If you’re like most people, you have a checking account and a savings account. But do you know the difference between them? The answer may surprise you: not much. There is a slight difference between a checking account vs savings account. But they both serve similar purposes, and they can work together to help you meet your financial goals.
In this article, They’ll explain how checking and savings accounts operate differently, how they’re similar, what types of people might benefit from one or both types of accounts—and which type of account might be right for you specifically!
Checking and savings accounts are similar
- Both checking and savings accounts are insured by the Federal Deposit Insurance Corporation (FDIC), which means that your money is guaranteed for up to $250,000 per account holder.
- You can write checks from both checking and savings accounts.
- The minimum deposit requirement for a checking or savings account is usually $100, but this number varies depending on the bank or credit union you choose as your financial institution.
- Checking accounts have higher interest rates than savings because they’re riskier investments for banks (you might withdraw your money at any time). However, consider setting up automatic monthly transfers from your checking account into a high-yield savings option like an online CD or money market fund. In that case, you can earn more while still having easy access to your funds when necessary.

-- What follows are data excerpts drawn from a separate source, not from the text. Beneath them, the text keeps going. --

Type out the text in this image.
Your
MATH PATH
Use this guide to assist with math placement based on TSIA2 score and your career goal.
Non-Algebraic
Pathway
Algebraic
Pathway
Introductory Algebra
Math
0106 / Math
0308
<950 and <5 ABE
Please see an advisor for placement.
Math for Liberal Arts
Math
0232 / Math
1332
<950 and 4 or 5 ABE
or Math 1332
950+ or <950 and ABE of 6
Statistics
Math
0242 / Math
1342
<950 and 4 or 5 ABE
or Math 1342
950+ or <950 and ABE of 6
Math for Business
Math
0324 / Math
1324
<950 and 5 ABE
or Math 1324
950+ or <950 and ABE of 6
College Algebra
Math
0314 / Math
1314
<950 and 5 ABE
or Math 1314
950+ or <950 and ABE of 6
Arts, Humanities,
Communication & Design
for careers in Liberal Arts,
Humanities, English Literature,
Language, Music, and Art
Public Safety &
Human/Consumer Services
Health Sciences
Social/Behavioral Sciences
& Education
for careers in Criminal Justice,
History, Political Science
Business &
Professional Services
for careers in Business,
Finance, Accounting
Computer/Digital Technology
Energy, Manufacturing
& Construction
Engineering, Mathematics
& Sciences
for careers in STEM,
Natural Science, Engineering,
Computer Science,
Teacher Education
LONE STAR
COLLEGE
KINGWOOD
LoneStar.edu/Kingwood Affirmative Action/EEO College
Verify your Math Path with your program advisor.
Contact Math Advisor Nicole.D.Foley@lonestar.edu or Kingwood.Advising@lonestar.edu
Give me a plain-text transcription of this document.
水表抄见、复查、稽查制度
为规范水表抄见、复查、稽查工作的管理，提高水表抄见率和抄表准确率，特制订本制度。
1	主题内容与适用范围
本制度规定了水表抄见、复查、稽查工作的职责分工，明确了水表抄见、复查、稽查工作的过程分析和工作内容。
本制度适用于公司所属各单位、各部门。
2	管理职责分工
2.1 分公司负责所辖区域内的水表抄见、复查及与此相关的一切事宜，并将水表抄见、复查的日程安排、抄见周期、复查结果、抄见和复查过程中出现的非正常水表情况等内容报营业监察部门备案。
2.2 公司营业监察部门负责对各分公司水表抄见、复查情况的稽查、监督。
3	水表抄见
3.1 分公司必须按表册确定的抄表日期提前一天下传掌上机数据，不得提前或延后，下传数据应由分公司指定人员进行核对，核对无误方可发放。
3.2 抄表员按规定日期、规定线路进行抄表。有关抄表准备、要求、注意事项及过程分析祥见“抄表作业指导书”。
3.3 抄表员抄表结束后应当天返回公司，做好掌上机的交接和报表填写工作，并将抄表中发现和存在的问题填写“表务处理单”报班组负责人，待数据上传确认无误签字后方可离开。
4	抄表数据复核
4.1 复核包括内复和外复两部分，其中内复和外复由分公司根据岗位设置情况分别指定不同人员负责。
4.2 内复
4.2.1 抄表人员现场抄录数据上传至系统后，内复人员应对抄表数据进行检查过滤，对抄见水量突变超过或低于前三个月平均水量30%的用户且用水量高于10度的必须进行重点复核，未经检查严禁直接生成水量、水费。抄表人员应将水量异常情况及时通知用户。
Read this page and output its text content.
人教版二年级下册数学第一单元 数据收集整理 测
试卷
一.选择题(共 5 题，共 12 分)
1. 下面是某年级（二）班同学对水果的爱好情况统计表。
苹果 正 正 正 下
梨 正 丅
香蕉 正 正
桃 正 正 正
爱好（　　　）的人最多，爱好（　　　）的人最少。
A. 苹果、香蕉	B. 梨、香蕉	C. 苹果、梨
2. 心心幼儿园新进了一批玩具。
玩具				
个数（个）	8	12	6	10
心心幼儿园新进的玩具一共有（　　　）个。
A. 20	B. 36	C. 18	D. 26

A checking account is more liquid than a savings account
A checking account is much more liquid than a savings account. Liquidity refers to the ability to quickly convert an asset into cash, so it can be used for something else. When you have money in your checking account, you can quickly and easily withdraw it as cash whenever you need it. With a savings account, however, until the bank makes its money available through checks or debit card transactions (which usually takes several days), your money will just sit there until then.
Lantern by SoFi experts says, “Allow you to make any number of deposits and withdrawals every month.”
Savings accounts can help you meet short-term financial goals
A savings account might be your best bet if you’re saving for a car, vacation or house. Savings accounts are ideal for short-term financial goals like these because they don’t have many restrictions on how you can use the money. You can withdraw funds at any time without penalty and almost all banks offer ATM access to easily get cash at any hour of the day or night.
Many people who use a checking account also have a savings account
Many people who use a checking account also have a savings account. The difference between the two is that money in your checking account can be easily accessed and used, while money in your savings account is left alone until you’re ready for it.
Even though most of you earn interest on your checking accounts, it’s still better to keep some cash in a savings account as an emergency fund—money that won’t be spent but will be there if something unexpected happens.
As you can see, there are many things to consider when choosing the best account for your needs. Generally, it’s best to have a checking and savings account. That way, you can make sure not to put all your eggs into one basket and spread out all your funds so that if one gets compromised, it won’t be as devastating as it would be if everything were in just one place.